In international comparison, the European Union is prosperous. On closer inspection, however, there are significant differences between the regions. The map shows one way of measuring these regional disparities. The 10 different types of regions shown represent differences and similarities with regard to the sectoral structure of economic activity, economic performance, the extent of unemployment and natural population development. The map thus shows unequal socio-economic and demographic development patterns in the EU on a sub-national level.
TO THE SELECTED STATISTICAL CHARACTERISTICS
For the present classification of the regions of the EU according to socio-economic and demographic aspects, the following set of characteristics was used:
- the share of employed persons in industry (of the secondary sector) as a percentage of all employed persons (average for the years 2011–2013),
- the share of those in employment in the service sector (of the tertiary sector) as a percentage of all those in employment (average for the years 2011–2013),
- the regional gross domestic product per inhabitant in purchasing power standards (average for the years 2009–2011),
- The share of unemployed in the labor force in percent (average for the years 2011–2013),
- the natural population balance (births minus deaths) per 1000 inhabitants (average for the years 2010-2012).
This selection of characteristics also takes into account the proportion of people employed in agriculture (the primary sector). It results from the difference between the total of all employed persons and that of employed persons in the secondary and tertiary sectors.
With the aim of examining regions of comparable size, the reference areas of the typification are a combination of the levels NUTS 1 and NUTS 2. In Germany, NUTS 1 regions correspond to the federal states; Federal states or small federal states such as Saarland, which are not further subdivided. Check Countryaah to see other countries in European Union.
TO THE RESULTS OF THE ANALYSIS
Against the background of the cluster analysis carried out, ten different regional development patterns can be identified for the 113 NUTS 1 and NUTS 2 regions of the EU. With the deviations of the cluster mean values of the individual examined characteristics from the respective EU average and the inclusion of further characteristics for the population and for the household-related infrastructure as interpretation aids, they can be characterized as follows:
Urban service centers with significantly above average added value, slightly above average unemployment, a comparatively very high natural population balance and a correspondingly young population (cluster 1) or with significantly above average added value, low unemployment and high immigration rates (cluster 2).
- Regions with a slight focus on services, but an overall rather average economic structure and economic efficiency.

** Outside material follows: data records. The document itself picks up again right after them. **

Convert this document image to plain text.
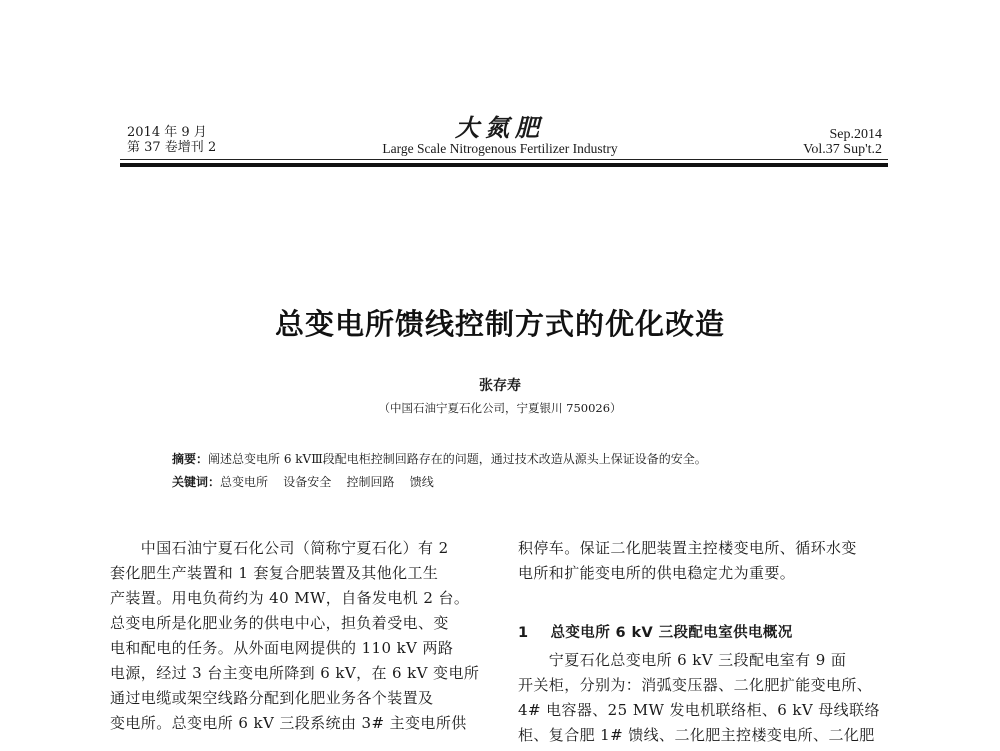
2014 年 9 月
第 37 卷增刊 2
大氮肥
Large Scale Nitrogenous Fertilizer Industry
Sep.2014
Vol.37 Sup't.2
总变电所馈线控制方式的优化改造
张存寿
（中国石油宁夏石化公司，宁夏银川 750026）
摘要：阐述总变电所 6 kVⅢ段配电柜控制回路存在的问题，通过技术改造从源头上保证设备的安全。
关键词：总变电所    设备安全    控制回路    馈线
　　中国石油宁夏石化公司（简称宁夏石化）有 2
套化肥生产装置和 1 套复合肥装置及其他化工生
产装置。用电负荷约为 40 MW，自备发电机 2 台。
总变电所是化肥业务的供电中心，担负着受电、变
电和配电的任务。从外面电网提供的 110 kV 两路
电源，经过 3 台主变电所降到 6 kV，在 6 kV 变电所
通过电缆或架空线路分配到化肥业务各个装置及
变电所。总变电所 6 kV 三段系统由 3# 主变电所供
积停车。保证二化肥装置主控楼变电所、循环水变
电所和扩能变电所的供电稳定尤为重要。
1 总变电所 6 kV 三段配电室供电概况
　　宁夏石化总变电所 6 kV 三段配电室有 9 面
开关柜，分别为：消弧变压器、二化肥扩能变电所、
4# 电容器、25 MW 发电机联络柜、6 kV 母线联络
柜、复合肥 1# 馈线、二化肥主控楼变电所、二化肥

It is also characterized by a comparatively low unemployment rate, positive net migration and a slightly above-average natural population balance (cluster 3).
Regions with an average economic structure and economic performance can be further subdivided into regions with a slightly above-average natural population balance and a correspondingly young population (cluster 4) and into regions with a below-average natural population balance with few young and many old people and comparatively low unemployment (Cluster 5).
- Regions in crisis with little industry, very high unemployment, emigration tendencies and a rather older population (cluster 6). It mainly includes the regions that have been particularly hard hit by the financial and economic crisis that has persisted since 2008.
In the industrial regions, a distinction must be made between regions with slightly above-average added value, low unemployment, a slightly above-average proportion of older people and immigration trends (cluster 7), and regions with below-average prosperity and emigration trends (cluster 8).
Agricultural regions can be subdivided into regions with below average prosperity, increased unemployment, high emigration and a low natural population balance (cluster 9) as well as strongly agricultural regions with very little service provision, very low prosperity, few old people, but below average natural ones Population balance and emigration tendencies (cluster 10).
As with all types, it should be noted that the present characterization of the EU regions aims to highlight general trends. The individual situation in the individual regions can differ from this.
TO THE CLUSTER ANALYSIS METHOD
From a methodological point of view, this typification of regions in the EU is the result of a cluster analysis.
Cluster-analytical methods make it possible to examine a large number of objects to be examined (in this case the regions of the EU) across several characteristics for similar characteristics and to summarize them in groups that are as homogeneous as possible, the so-called clusters.
In terms of content, the sorting or assignment strategy is based on the idea of merging the respective specific profile of characteristics for each examination object with those profiles that are most similar to it and separating it from those that are most dissimilar to it.
This idea is implemented mathematically and statistically in three steps. First, the (in) similarity of the regions examined is determined (based on the squared Euclidean distance of their indicator values). The lower the calculated distance value between two regions, the more similar they are; the higher the value, the more dissimilar.
The most similar regions are then successively combined into clusters. In the third step, the threshold at which this summary is to be broken off must be determined so that the merging of the regions still guarantees largely homogeneous clusters, while the number of clusters can be interpreted in terms of content and graphically. The ten-cluster solution was chosen for the present typification of the regions of the EU.